Dlaczego wybraliście polską giełdę?
Warszawski parkiet jest dla nas najbardziej interesujący, ponieważ nasze największe inwestycje są prowadzone w Polsce. Rynek jest płynny i głęboki, koszty wejścia na polską giełdę są znacznie niższe niż w Stanach Zjednoczonych i Australii. Inwestorzy indywidualni i instytucjonalni bardzo przychylnie spoglądają na deweloperów na giełdzie. Polski rynek kapitałowy jest bardzo dobrze rozwinięty, porównywalny z rynkami zachodnimi, na których działamy.
A jak ocenia Pan polski rynek finansowy jako całość?
Z doświadczenia mógłbym powiedzieć, że potrzebna jest większa decyzyjność na poziomie lokalnym. Mamy bowiem stale do czynienia z ludźmi, którzy są uzależnieni od centrali poza Warszawą, poza Polską. Chciałbym więc widzieć więcej decyzji na polskim rynku finansowym. Tymczasem decyzje, z którymi my mamy do czynienia, są podejmowane we Frankfurcie, Londynie czy Wiedniu - nie w Warszawie.
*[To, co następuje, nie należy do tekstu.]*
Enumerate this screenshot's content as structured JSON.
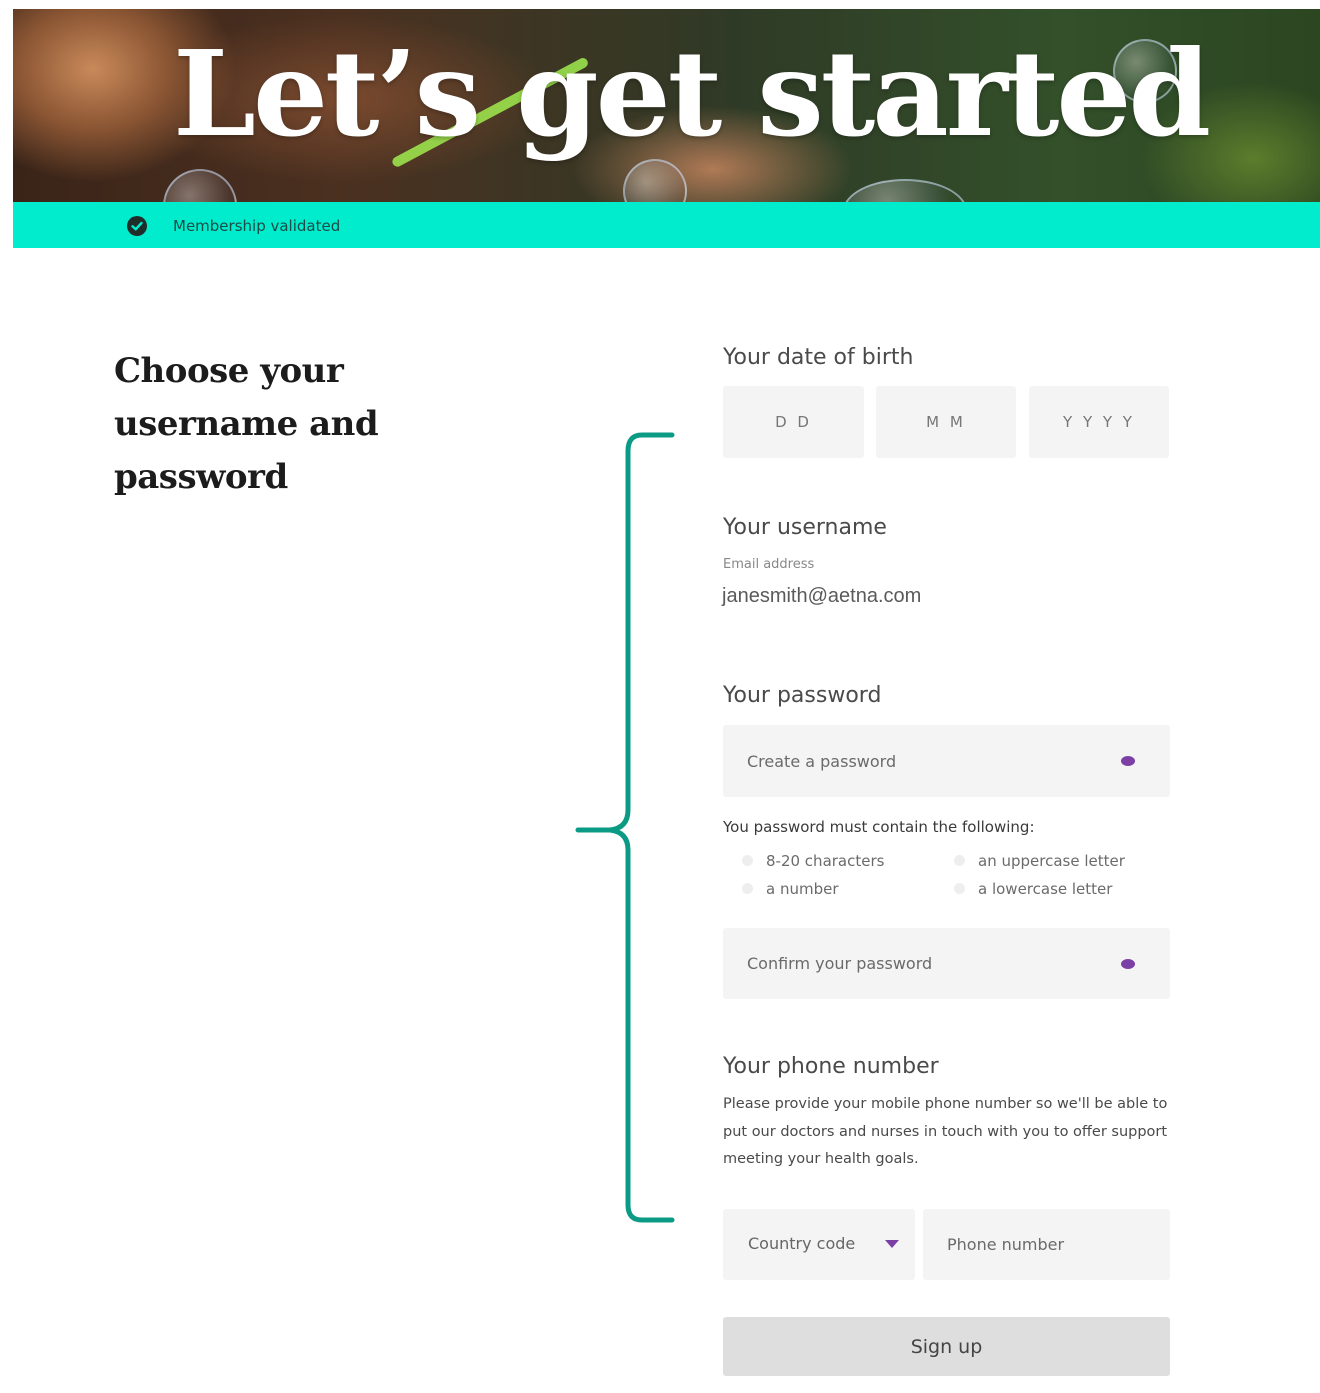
{
  "hero": {
    "title": "Let’s get started"
  },
  "banner": {
    "text": "Membership validated"
  },
  "heading": {
    "line1": "Choose your",
    "line2": "username and",
    "line3": "password"
  },
  "dob": {
    "label": "Your date of birth",
    "day_placeholder": "D D",
    "month_placeholder": "M M",
    "year_placeholder": "Y Y Y Y"
  },
  "username": {
    "label": "Your username",
    "email_label": "Email address",
    "email_value": "janesmith@aetna.com"
  },
  "password": {
    "label": "Your password",
    "create_placeholder": "Create a password",
    "requirements_title": "You password must contain the following:",
    "requirements": [
      "8-20 characters",
      "an uppercase letter",
      "a number",
      "a lowercase letter"
    ],
    "confirm_placeholder": "Confirm your password"
  },
  "phone": {
    "label": "Your phone number",
    "description": "Please provide your mobile phone number so we'll be able to put our doctors and nurses in touch with you to offer support meeting your health goals.",
    "country_label": "Country code",
    "number_placeholder": "Phone number"
  },
  "signup": {
    "label": "Sign up"
  },
  "colors": {
    "accent": "#00eccd",
    "icon": "#7b3fa6",
    "bracket": "#0b9b85"
  }
}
Sieć oddziałów instytucji finansowych w Polsce ma ograniczoną władzę, decyzyjność, a potrzebują bardziej rozległej. To się stanie, bo rynek się rozwija i polskie oddziały instytucji finansowych będą miały więcej władzy. Ale byłoby miło widzieć, gdyby to działo się szybciej.
Dziękuję za rozmowę.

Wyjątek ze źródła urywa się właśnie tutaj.